Senor Buscador, a homebred overachiever for Joe Peacock Jr., went on the road and captured the Grade 1 Saudi Cup back in February. The son of Mineshaft lost his next five but banked over $12 million on the year.

Comeback of the Year

Hall of Fame trainer D. Wayne Lukas upset the Preakness Stakes with Seize The Grey. The 89-year-old trainer won his first Preakness with Codex in 1980. Now, that’s a career. The key?

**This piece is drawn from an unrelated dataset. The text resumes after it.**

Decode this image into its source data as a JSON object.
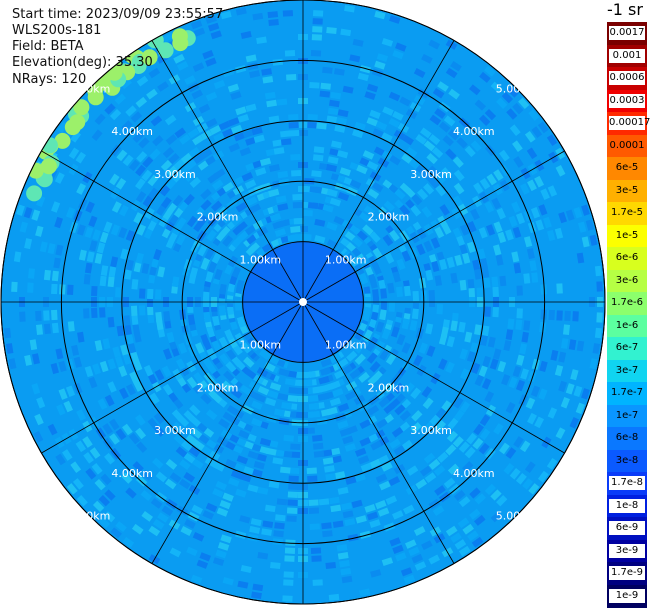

“I tell people if you have a passion for anything, you eliminate all the excuses. You’ll go without lunch, you’ll drive all night, you’ll go without sleep, you eliminate any excuse if you’ve got the passion.

“That’s what drives you but you need to get it and you need to find it. The biggest decision you’re ever going to make in your life is your attitude. You’ve got to make it early in the morning and make the right one. That’s the biggest one you’ll ever make.”

Jumper of the Year

Snap Decision. The best horse without a championship – so far – surely will win his first when Eclipse Awards are announced in January.

The 10-year-old won a thriller over Galvin and High Definition in the American Grand National at Far Hills to lead all horses with $337,500.

His three wins helped Hall of Famer Jack Fisher tie with Leslie Young for the champion trainer title. Young’s third. Fisher’s 15th.

Jump jockey of the Year

With 26 wins Graham Watters won his third championship in four years and shattered Gus Brown’s single season earnings record of $815,897 set in 2001.

From Co Meath, Watters became the 43rd jockey to ride 100 winners in the US. Led by Snap Decision, Watters’ horses earned $1,256,150. Jamie Bargary finished second with 17 wins and also surpassed Brown’s mark with $856,700.

“I sound like someone coming off the Mayflower back in the day. I came here without a penny in my pocket. I sold my car in England to pay for my visa.

“To go out this year and break a lot of records…the earnings record, three-time champion jockey, 100 winners in the U.S…My next goal is 200 winners and as many grade ones as I can.”

Goodbyes of the Year

Respected trainer Ben Cecil. Hall of Fame show rider turned trainer Rodney Jenkins.

The one and only Tepin. National Museum of Racing and Hall of Fame chairman John Hendrickson. Runnymede’s 101-year-old scion Catesby Clay. Assistant trainer Toby Sheets. Owner and heart surgeon Mark DeDomenico.

Longtime Florida pinhooker Carl Bowling. Prominent sire Tale Of The Cat. Publisher and owner Peter Callahan.

Hall of Fame jockey Walter Blum. Unique announcer Larry Lederman. And so many other eclectic patches of the crazy quilt we call thoroughbred racing.